Comment Marine Le Pen bouscule le processus de nomination chez ADP

Augustin de Romanet sera-t-il toujours à la tête d'Aéroports de Paris début 2025? C'est plus que probable. Après douze années passées à la tête d'ADP, son mandat de PDG devait pourtant prendre fin "au plus tard le 31 décembre", avait-il lui-même posé lors de la dernière assemblée générale du groupe.
Mais les turpitudes de la vie politique pourraient en décider autrement. Et contre toute attente, c'est Marine Le Pen qui tient en partie les clés de sa sortie.
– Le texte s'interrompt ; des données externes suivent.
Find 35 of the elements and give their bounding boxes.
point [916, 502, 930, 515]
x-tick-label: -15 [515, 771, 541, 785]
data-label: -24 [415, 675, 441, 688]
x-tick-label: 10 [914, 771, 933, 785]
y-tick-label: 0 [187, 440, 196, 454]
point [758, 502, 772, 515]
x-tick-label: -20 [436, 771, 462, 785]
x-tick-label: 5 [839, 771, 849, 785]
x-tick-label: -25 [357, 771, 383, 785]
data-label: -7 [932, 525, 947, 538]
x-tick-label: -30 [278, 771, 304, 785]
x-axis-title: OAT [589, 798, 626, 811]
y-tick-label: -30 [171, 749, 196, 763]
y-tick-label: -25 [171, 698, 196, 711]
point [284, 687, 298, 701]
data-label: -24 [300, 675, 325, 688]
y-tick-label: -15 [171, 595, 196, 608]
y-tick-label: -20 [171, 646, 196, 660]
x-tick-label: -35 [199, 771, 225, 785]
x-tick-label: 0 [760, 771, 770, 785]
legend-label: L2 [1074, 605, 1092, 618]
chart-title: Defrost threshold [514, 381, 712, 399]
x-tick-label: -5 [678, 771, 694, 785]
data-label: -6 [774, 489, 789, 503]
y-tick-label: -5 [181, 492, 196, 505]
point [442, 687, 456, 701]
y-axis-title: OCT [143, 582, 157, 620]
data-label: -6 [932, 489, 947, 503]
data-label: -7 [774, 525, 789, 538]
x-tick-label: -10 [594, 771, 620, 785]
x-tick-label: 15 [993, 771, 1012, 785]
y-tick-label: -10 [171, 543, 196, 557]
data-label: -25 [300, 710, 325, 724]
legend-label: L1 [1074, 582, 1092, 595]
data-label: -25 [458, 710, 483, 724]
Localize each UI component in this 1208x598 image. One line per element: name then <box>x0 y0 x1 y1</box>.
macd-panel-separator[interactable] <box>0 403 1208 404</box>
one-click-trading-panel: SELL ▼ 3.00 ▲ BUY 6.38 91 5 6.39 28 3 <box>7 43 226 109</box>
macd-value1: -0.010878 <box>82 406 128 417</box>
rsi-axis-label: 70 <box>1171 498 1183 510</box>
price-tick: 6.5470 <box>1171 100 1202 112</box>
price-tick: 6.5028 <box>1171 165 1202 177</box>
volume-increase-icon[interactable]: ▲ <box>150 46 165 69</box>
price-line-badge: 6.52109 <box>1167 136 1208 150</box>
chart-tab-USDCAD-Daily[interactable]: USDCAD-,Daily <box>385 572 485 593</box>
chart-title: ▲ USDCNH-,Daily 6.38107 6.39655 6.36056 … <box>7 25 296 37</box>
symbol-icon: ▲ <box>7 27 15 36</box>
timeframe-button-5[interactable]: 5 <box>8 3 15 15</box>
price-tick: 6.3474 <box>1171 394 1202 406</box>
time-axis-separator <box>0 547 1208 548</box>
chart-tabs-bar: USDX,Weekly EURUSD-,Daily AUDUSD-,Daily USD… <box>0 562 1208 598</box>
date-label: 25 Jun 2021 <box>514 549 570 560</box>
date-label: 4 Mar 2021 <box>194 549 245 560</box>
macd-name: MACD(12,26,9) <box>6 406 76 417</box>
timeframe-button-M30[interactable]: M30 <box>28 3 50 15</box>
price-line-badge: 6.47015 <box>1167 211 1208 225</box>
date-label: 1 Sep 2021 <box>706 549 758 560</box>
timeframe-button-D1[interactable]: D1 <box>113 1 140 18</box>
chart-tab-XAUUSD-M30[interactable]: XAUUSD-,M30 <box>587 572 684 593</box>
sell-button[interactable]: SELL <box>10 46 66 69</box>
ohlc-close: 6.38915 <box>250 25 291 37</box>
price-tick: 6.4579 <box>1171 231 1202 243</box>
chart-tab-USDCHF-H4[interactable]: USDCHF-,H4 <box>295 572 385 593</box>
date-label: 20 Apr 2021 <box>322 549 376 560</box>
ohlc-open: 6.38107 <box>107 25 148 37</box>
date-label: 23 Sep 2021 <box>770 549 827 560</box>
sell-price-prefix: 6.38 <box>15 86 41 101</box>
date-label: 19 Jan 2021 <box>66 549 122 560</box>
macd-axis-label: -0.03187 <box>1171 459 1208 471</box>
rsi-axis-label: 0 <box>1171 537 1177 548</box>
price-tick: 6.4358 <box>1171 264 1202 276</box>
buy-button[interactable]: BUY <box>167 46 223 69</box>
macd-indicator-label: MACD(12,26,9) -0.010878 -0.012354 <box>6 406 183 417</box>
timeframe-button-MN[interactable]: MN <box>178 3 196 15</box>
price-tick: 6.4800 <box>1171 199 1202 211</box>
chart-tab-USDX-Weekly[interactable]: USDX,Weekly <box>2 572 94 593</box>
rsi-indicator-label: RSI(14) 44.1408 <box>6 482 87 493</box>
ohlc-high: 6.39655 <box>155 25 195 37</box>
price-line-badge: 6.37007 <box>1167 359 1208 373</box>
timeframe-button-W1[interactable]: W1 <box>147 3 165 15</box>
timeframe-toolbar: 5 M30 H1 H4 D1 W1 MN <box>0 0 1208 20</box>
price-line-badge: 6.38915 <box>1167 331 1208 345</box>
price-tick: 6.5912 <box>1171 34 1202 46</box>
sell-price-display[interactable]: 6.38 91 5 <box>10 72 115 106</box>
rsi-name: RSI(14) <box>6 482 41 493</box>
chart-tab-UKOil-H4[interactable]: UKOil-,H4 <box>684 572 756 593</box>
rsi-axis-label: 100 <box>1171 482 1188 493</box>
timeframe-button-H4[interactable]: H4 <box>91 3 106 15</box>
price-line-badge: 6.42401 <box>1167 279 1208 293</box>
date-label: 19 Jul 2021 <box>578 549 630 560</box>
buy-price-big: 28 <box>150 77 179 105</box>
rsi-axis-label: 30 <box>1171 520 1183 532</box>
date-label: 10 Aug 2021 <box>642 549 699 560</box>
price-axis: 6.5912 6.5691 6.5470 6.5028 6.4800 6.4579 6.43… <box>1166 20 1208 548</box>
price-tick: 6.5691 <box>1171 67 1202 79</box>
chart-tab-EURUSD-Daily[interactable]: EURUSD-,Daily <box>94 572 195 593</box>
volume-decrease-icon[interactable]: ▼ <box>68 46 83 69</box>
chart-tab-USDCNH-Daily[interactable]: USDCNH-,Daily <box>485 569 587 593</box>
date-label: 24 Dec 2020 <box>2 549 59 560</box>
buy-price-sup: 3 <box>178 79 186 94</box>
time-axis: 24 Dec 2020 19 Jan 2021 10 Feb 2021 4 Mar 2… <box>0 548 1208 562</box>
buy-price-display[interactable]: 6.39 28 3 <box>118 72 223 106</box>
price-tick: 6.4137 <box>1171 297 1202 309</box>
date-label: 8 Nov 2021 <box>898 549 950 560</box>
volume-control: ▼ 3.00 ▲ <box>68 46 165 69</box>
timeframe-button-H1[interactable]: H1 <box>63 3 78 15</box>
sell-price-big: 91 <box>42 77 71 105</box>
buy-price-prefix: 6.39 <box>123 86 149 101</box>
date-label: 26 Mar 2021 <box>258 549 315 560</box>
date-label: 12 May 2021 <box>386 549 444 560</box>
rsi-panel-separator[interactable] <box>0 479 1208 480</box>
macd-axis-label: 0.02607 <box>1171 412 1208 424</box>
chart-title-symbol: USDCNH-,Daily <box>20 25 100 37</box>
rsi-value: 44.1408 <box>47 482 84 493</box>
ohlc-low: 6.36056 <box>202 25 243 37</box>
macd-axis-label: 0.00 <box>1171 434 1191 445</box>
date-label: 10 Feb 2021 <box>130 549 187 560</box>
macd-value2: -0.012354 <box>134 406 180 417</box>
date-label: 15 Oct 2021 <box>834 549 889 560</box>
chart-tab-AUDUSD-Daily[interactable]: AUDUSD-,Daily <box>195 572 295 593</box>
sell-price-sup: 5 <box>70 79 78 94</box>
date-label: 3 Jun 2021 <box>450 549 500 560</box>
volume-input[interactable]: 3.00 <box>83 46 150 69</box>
Explications.
Après de nombreux rebondissements qui ont vu sortir plusieurs profils assez prestigieux comme Jean-Baptiste Djebbari (ex-ministre des Transports) ou Marguerite Bérard (ex-numéro deux de BNP Paribas), trois personnalités restent aujourd’hui en lice pour prendre sa succession.
Le premier s'appelle Philippe Pascal, c'est l'actuel directeur général adjoint aux finances, stratégie et administration du groupe. Il travaille chez ADP depuis février 2013. Contrairement aux deux autres candidats, il n'est pas diplômé de l'École polytechnique, ce qui pourrait être un problème pour sa nomination. Certaines sources le disent déjà hors course.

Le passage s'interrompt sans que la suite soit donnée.